4.   Des initiatives concrètes sont prises depuis 2005 pour veiller à ce que les collaborateurs responsables du Groupe SNCB aient une connaissance et une expertise suffisantes en matière de prévention des suicides :

  • formation préventive des aspirants-conducteurs de trains : comment réagir face à des événements traumatisants ;

  • campagne d’info via des brochures ;

  • formation de figures clés ;

  • rendez-vous avec des experts externes quant à l’approche à adopter vis-à-vis des parents proches de la victime.

1.   De Nationale Maatschappij der Belgische Spoorwegen (NMBS) Groep is bewust van de noodzaak van een actief beleid inzake suïcidepreventie.

Corporate Prevention Services (CPS), zijnde de voor de NMBS Groep bevoegde externe dienst voor preventie en bescherming op het werk, heeft in 2009 29 “sleutelfiguren suïcidepreventie” opgeleid om binnen de NMBS Groep een preventie- en postventiestrategie uit te werken met betrekking tot de eigen werknemers met suïcidaal risico alsook de werknemers die geconfronteerd worden met zelfdoding door derden in de sporen.  

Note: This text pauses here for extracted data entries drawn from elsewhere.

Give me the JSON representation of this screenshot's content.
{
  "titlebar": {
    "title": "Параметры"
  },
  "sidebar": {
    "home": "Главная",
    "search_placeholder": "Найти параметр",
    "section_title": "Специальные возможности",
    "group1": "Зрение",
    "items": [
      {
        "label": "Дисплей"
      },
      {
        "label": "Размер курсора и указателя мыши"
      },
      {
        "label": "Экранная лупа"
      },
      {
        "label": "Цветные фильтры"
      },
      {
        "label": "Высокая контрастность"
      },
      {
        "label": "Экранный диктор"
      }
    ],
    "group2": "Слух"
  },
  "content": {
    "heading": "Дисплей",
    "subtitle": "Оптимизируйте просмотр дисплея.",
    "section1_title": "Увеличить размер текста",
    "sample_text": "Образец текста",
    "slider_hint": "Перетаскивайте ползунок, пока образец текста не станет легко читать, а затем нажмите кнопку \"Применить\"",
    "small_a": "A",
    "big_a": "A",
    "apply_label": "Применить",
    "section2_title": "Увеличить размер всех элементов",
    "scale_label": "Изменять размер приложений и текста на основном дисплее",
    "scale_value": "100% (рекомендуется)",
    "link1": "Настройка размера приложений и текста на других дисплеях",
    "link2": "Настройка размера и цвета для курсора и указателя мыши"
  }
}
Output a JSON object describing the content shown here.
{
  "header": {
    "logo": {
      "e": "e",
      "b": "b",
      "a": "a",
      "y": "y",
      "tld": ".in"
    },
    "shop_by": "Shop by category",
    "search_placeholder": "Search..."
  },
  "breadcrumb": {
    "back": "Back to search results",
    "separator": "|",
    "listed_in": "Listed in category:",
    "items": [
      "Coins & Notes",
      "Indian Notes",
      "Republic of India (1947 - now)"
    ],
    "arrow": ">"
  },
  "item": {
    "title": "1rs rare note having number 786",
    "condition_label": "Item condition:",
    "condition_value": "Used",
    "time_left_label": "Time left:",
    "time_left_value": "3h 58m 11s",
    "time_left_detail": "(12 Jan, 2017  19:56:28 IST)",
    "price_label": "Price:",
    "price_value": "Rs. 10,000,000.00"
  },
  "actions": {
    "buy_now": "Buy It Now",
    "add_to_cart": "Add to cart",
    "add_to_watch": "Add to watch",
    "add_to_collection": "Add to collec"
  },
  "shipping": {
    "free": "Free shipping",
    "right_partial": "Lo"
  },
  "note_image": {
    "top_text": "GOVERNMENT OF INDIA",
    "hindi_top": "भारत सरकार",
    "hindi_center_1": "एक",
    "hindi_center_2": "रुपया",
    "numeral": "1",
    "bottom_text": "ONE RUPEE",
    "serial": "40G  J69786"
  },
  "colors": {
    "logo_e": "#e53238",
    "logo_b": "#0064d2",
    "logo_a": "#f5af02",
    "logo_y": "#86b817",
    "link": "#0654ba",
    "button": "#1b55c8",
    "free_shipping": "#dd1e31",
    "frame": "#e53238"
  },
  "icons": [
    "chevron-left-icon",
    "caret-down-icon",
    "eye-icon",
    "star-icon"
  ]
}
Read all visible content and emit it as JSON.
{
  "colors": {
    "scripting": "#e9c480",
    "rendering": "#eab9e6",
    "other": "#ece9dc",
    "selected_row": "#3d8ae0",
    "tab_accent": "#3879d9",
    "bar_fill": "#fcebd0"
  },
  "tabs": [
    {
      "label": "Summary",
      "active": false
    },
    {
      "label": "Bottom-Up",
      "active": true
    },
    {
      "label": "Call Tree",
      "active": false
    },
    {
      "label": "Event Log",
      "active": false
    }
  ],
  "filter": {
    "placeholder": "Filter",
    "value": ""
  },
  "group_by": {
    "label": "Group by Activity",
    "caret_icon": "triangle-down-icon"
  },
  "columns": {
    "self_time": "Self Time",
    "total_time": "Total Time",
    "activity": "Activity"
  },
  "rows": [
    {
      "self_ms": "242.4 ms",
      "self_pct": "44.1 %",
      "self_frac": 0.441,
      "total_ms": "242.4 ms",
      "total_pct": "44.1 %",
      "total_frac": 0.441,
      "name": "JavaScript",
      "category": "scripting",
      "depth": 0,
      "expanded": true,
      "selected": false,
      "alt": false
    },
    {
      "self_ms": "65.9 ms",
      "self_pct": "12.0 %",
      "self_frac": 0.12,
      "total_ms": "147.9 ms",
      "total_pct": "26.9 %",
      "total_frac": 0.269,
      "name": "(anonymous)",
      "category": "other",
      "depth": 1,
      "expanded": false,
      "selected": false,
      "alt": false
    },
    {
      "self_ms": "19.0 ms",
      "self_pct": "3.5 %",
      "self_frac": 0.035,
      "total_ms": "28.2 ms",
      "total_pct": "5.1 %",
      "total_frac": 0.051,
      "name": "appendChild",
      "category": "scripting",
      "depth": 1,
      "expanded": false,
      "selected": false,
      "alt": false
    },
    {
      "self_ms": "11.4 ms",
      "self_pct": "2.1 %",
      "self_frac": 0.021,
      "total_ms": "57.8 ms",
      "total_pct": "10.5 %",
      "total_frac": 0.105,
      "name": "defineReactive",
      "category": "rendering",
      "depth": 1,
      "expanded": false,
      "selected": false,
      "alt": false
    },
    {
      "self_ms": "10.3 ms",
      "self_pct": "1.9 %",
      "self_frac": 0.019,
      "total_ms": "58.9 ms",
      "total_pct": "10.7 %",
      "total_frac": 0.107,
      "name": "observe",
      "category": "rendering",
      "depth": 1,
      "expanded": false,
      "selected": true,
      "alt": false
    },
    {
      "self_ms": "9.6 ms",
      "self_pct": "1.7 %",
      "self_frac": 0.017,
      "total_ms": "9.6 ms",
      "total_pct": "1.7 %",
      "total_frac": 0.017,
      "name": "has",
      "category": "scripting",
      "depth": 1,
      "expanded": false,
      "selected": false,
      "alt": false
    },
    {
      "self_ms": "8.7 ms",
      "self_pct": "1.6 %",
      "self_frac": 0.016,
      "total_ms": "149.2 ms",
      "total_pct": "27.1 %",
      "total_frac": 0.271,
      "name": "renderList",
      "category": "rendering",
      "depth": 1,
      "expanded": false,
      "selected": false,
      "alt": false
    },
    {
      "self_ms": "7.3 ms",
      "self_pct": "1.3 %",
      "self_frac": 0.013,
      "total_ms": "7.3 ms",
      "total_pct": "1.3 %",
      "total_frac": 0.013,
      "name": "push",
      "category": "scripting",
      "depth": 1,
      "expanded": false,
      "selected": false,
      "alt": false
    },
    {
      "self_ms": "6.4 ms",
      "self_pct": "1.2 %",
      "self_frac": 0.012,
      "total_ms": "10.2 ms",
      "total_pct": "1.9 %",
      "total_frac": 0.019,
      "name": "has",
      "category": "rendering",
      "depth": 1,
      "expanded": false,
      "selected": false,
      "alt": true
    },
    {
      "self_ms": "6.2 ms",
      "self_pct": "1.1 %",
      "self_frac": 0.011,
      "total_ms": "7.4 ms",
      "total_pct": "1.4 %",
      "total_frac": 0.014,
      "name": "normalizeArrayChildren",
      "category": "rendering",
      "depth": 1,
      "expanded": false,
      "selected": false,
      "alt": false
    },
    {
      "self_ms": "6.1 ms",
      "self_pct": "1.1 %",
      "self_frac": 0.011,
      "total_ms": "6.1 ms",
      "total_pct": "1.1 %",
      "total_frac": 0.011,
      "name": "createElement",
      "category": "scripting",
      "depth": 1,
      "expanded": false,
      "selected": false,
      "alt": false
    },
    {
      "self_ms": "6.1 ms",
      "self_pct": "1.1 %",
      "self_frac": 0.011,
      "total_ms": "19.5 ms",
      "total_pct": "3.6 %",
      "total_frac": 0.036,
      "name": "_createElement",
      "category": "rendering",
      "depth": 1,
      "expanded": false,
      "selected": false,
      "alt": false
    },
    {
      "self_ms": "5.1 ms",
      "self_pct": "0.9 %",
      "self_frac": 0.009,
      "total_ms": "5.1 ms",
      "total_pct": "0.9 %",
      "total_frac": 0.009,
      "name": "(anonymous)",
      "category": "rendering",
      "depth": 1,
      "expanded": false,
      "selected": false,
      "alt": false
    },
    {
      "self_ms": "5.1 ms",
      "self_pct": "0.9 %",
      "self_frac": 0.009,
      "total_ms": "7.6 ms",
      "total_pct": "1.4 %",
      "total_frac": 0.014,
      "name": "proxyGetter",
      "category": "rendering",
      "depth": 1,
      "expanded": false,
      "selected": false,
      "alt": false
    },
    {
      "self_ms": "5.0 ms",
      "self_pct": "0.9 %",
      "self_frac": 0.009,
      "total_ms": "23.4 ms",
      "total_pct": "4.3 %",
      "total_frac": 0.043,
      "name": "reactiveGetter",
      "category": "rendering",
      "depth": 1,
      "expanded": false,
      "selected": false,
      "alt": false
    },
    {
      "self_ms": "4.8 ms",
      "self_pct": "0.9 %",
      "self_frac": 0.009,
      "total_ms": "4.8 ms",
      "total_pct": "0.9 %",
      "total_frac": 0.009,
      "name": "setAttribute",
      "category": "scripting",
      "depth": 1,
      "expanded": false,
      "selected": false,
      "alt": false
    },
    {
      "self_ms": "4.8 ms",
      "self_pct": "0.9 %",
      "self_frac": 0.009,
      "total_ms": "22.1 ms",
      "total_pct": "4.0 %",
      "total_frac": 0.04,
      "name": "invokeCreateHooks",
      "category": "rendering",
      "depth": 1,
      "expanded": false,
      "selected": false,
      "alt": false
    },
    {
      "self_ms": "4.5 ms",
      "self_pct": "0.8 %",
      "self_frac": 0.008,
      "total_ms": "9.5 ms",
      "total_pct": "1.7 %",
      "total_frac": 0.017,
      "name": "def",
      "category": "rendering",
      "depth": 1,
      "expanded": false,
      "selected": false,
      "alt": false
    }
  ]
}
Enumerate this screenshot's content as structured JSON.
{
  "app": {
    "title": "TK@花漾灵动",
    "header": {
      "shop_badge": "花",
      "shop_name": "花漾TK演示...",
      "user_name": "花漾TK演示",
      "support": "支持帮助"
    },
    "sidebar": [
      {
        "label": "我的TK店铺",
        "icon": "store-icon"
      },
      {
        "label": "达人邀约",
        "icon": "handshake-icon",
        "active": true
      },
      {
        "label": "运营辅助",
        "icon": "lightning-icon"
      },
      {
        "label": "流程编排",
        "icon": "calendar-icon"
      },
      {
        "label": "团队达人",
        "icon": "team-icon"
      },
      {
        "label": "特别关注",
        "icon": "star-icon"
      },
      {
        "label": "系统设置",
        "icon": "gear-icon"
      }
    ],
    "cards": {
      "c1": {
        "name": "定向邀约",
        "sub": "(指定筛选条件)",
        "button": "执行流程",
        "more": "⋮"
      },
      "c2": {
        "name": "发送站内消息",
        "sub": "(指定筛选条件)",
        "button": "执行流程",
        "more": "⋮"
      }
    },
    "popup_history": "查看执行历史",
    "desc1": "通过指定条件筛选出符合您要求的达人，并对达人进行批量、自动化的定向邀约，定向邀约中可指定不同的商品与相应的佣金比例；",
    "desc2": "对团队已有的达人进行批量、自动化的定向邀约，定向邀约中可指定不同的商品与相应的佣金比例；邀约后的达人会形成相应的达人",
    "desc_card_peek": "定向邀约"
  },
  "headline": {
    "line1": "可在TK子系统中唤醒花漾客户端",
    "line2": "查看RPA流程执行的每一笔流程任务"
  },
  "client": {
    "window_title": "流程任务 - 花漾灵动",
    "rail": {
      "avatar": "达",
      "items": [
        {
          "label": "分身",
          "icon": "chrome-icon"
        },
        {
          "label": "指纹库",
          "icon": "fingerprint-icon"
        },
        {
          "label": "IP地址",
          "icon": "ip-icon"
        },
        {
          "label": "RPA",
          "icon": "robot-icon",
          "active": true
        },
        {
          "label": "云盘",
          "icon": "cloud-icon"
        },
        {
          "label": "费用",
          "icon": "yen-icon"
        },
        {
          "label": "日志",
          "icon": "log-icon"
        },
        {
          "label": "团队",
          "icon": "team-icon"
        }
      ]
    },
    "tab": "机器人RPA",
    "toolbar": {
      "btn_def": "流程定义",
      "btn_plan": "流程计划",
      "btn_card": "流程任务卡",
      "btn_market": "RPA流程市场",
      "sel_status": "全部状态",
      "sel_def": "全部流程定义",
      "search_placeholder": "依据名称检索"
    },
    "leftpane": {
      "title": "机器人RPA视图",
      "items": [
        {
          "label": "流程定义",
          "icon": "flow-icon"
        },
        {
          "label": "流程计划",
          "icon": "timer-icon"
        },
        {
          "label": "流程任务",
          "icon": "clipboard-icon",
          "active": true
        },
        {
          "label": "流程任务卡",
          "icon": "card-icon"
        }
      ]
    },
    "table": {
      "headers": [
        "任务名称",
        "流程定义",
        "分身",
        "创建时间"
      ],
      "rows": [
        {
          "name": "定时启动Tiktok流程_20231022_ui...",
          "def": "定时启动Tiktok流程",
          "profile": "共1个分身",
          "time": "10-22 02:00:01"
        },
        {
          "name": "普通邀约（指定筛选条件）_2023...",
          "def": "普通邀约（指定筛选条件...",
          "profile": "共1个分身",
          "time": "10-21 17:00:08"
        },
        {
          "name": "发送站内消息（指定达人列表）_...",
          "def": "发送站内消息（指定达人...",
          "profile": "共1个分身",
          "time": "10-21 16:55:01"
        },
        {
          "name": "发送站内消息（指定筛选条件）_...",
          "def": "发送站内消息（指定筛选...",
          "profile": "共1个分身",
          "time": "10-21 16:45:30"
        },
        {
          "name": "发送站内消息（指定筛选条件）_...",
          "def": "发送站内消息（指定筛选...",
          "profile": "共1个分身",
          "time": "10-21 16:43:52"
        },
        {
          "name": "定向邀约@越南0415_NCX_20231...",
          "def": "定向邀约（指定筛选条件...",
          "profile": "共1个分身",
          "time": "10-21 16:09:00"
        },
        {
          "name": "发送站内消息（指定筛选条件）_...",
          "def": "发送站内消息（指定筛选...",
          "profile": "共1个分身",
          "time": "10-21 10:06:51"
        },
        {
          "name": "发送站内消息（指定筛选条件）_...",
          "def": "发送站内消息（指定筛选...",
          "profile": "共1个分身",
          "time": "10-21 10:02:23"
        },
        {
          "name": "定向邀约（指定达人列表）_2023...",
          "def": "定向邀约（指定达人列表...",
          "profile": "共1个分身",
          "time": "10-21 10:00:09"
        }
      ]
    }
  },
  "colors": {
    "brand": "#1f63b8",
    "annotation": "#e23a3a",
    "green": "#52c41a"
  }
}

2.   Voor de opleiding van deze sleutelfiguren waarvan sprake onder vraag 1, heeft CPS beroep gedaan op externe deskundigen van het Centrum ter Preventie van Zelfdoding, de Werkgroep “VERDER” en Le Centre de Prévention de Suicide via samenwerkingsverbanden.

Het bieden van ondersteuning op het vlak van welbevinden wordt verzorgd door de preventieadviseurs psychosociale aspecten van de arbeid, de psychologen en de arbeidsgeneesheren van CPS. Uit hoofde van hun functie en de hieraan gekoppelde vereisten worden zij beschouwd als deskundig in de materie. Indien nodig zullen zij de persoon in kwestie doorverwijzen naar externe hulpverleners.

Daarnaast wordt ook ondersteuning geleverd door de sociaal assistenten Human Resources van de NMBS Holding, die in het kader van het pilootproject waarvan sprake onder punt 4 een bijkomende opleiding kregen inzake suïcidepreventie. Ook de geneesheren der gekwetsten en de controlegeneesheren van de NMBS Holding kunnen een rol van betekenis spelen in probleemdetectie en het intern of extern doorverwijzen van personeelsleden met een verhoogd suïciderisico. 

3.   Het suïcidebeleid maakt op een structurele wijze deel uit van het welzijnsbeleid binnen de NMBS Groep. Er zijn momenteel ongeveer 250 Assistants Post Incident (API) opgeleid die bij zelfdoding in de sporen de werknemers psychosociaal opvangen als zij de feiten hebben beleefd. CPS verzorgt ook intervisie-sessies met de ploeg API om de ervaringen te delen en de structuur te optimaliseren. 

4.   De concrete initiatieven werden er sinds 2005 werden genomen om te zorgen dat er voldoende kennis en deskundigheid betreffende preventie van suïcide aanwezig is bij de verantwoordelijke medewerkers van de NMBS Groep:

  • preventieve opleiding van aspirant treinbestuurders: hoe omgaan met schokkende gebeurtenissen ;

  • infocampagne via brochures ;

  • overleg met collega ’s van NS ;

  • opleiding van sleutelfiguren ;

  • afspraken met externe ervaringsdeskundigen voor de omgang met nabestaanden.